There is clearly no shortage of genius in RCA’s Innovation Design Engineering course – its current degree show is positively teeming with ingenious solutions to pressing sustainability, societal and technological hurdles. But sometimes it’s the lighthearted innovations, the little things that stoke human happiness that win us over most. Among his peers’ projects, Chin-Wei Liao’s Duo, a novel little camera that seizes upon the magic of social snapshots–and the selfie–that most cleverly captures the zeitgeist.
As with many a digital phenomenon, selfies are (hence the name) all-too-often awkward and anti-social, lonely duckfaces in the bathroom mirror. With Duo, however, the solo act becomes social: the camera breaks into two mini halves for sharing, each with a synchronised shutter, whose two resulting snaps then constitute two sides of the same image.

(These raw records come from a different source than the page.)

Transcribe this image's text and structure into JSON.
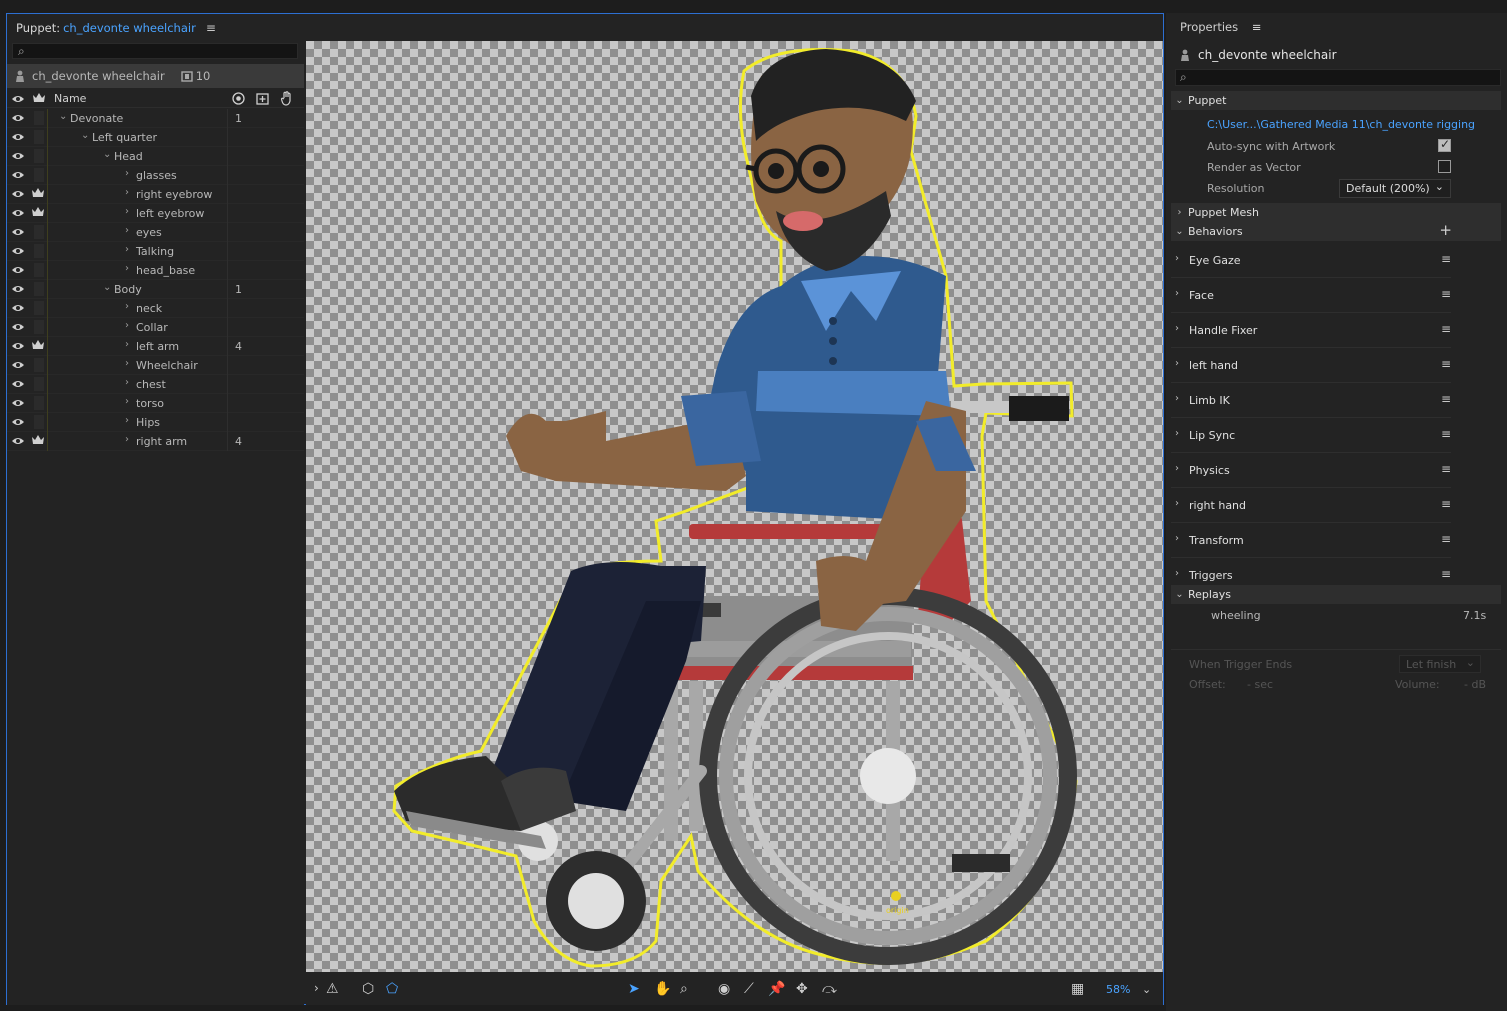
{
  "puppet_panel": {
    "label": "Puppet:",
    "puppet_name": "ch_devonte wheelchair",
    "menu_icon": "hamburger-icon",
    "root_layer": {
      "name": "ch_devonte wheelchair",
      "count": "10"
    },
    "column_header": {
      "name": "Name"
    },
    "layers": [
      {
        "name": "Devonate",
        "indent": 0,
        "expanded": true,
        "tag": "plain",
        "count": "1"
      },
      {
        "name": "Left quarter",
        "indent": 1,
        "expanded": true,
        "tag": "plain",
        "count": ""
      },
      {
        "name": "Head",
        "indent": 2,
        "expanded": true,
        "tag": "plain",
        "count": ""
      },
      {
        "name": "glasses",
        "indent": 3,
        "expanded": false,
        "tag": "plain",
        "count": ""
      },
      {
        "name": "right eyebrow",
        "indent": 3,
        "expanded": false,
        "tag": "crown",
        "count": ""
      },
      {
        "name": "left eyebrow",
        "indent": 3,
        "expanded": false,
        "tag": "crown",
        "count": ""
      },
      {
        "name": "eyes",
        "indent": 3,
        "expanded": false,
        "tag": "plain",
        "count": ""
      },
      {
        "name": "Talking",
        "indent": 3,
        "expanded": false,
        "tag": "plain",
        "count": ""
      },
      {
        "name": "head_base",
        "indent": 3,
        "expanded": false,
        "tag": "plain",
        "count": ""
      },
      {
        "name": "Body",
        "indent": 2,
        "expanded": true,
        "tag": "plain",
        "count": "1"
      },
      {
        "name": "neck",
        "indent": 3,
        "expanded": false,
        "tag": "plain",
        "count": ""
      },
      {
        "name": "Collar",
        "indent": 3,
        "expanded": false,
        "tag": "plain",
        "count": ""
      },
      {
        "name": "left arm",
        "indent": 3,
        "expanded": false,
        "tag": "crown",
        "count": "4"
      },
      {
        "name": "Wheelchair",
        "indent": 3,
        "expanded": false,
        "tag": "plain",
        "count": ""
      },
      {
        "name": "chest",
        "indent": 3,
        "expanded": false,
        "tag": "plain",
        "count": ""
      },
      {
        "name": "torso",
        "indent": 3,
        "expanded": false,
        "tag": "plain",
        "count": ""
      },
      {
        "name": "Hips",
        "indent": 3,
        "expanded": false,
        "tag": "plain",
        "count": ""
      },
      {
        "name": "right arm",
        "indent": 3,
        "expanded": false,
        "tag": "crown",
        "count": "4"
      }
    ],
    "stage": {
      "origin_label": "origin"
    },
    "toolbar": {
      "zoom": "58%"
    }
  },
  "properties": {
    "title": "Properties",
    "puppet_name": "ch_devonte wheelchair",
    "sections": {
      "puppet": "Puppet",
      "puppet_mesh": "Puppet Mesh",
      "behaviors": "Behaviors",
      "replays": "Replays"
    },
    "puppet": {
      "path": "C:\\User...\\Gathered Media 11\\ch_devonte rigging",
      "auto_sync_label": "Auto-sync with Artwork",
      "auto_sync_checked": true,
      "render_vector_label": "Render as Vector",
      "render_vector_checked": false,
      "resolution_label": "Resolution",
      "resolution_value": "Default (200%)"
    },
    "behaviors": [
      "Eye Gaze",
      "Face",
      "Handle Fixer",
      "left hand",
      "Limb IK",
      "Lip Sync",
      "Physics",
      "right hand",
      "Transform",
      "Triggers"
    ],
    "replays": [
      {
        "name": "wheeling",
        "duration": "7.1s"
      }
    ],
    "trigger": {
      "when_ends_label": "When Trigger Ends",
      "when_ends_value": "Let finish",
      "offset_label": "Offset:",
      "offset_value": "- sec",
      "volume_label": "Volume:",
      "volume_value": "- dB"
    }
  },
  "colors": {
    "accent": "#4aa3ff",
    "outline": "#f2ec2a",
    "panel": "#232323"
  }
}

The design is an interesting play on a trend towards convivial objects we’ve seen in full-force recently. But unlike most, which tend heavily towards the analogue, the Duo as thoroughly digital object is unique and perhaps a harbinger of a new form of digital social. And with so many 21st century versions of the half-heart locket here on the feed lately–Nicholas Jaar’s Prism, Coke’s shareable can and the Global Sounds installation just to name a few–we should all be feeling pretty warm and fuzzy and full of love.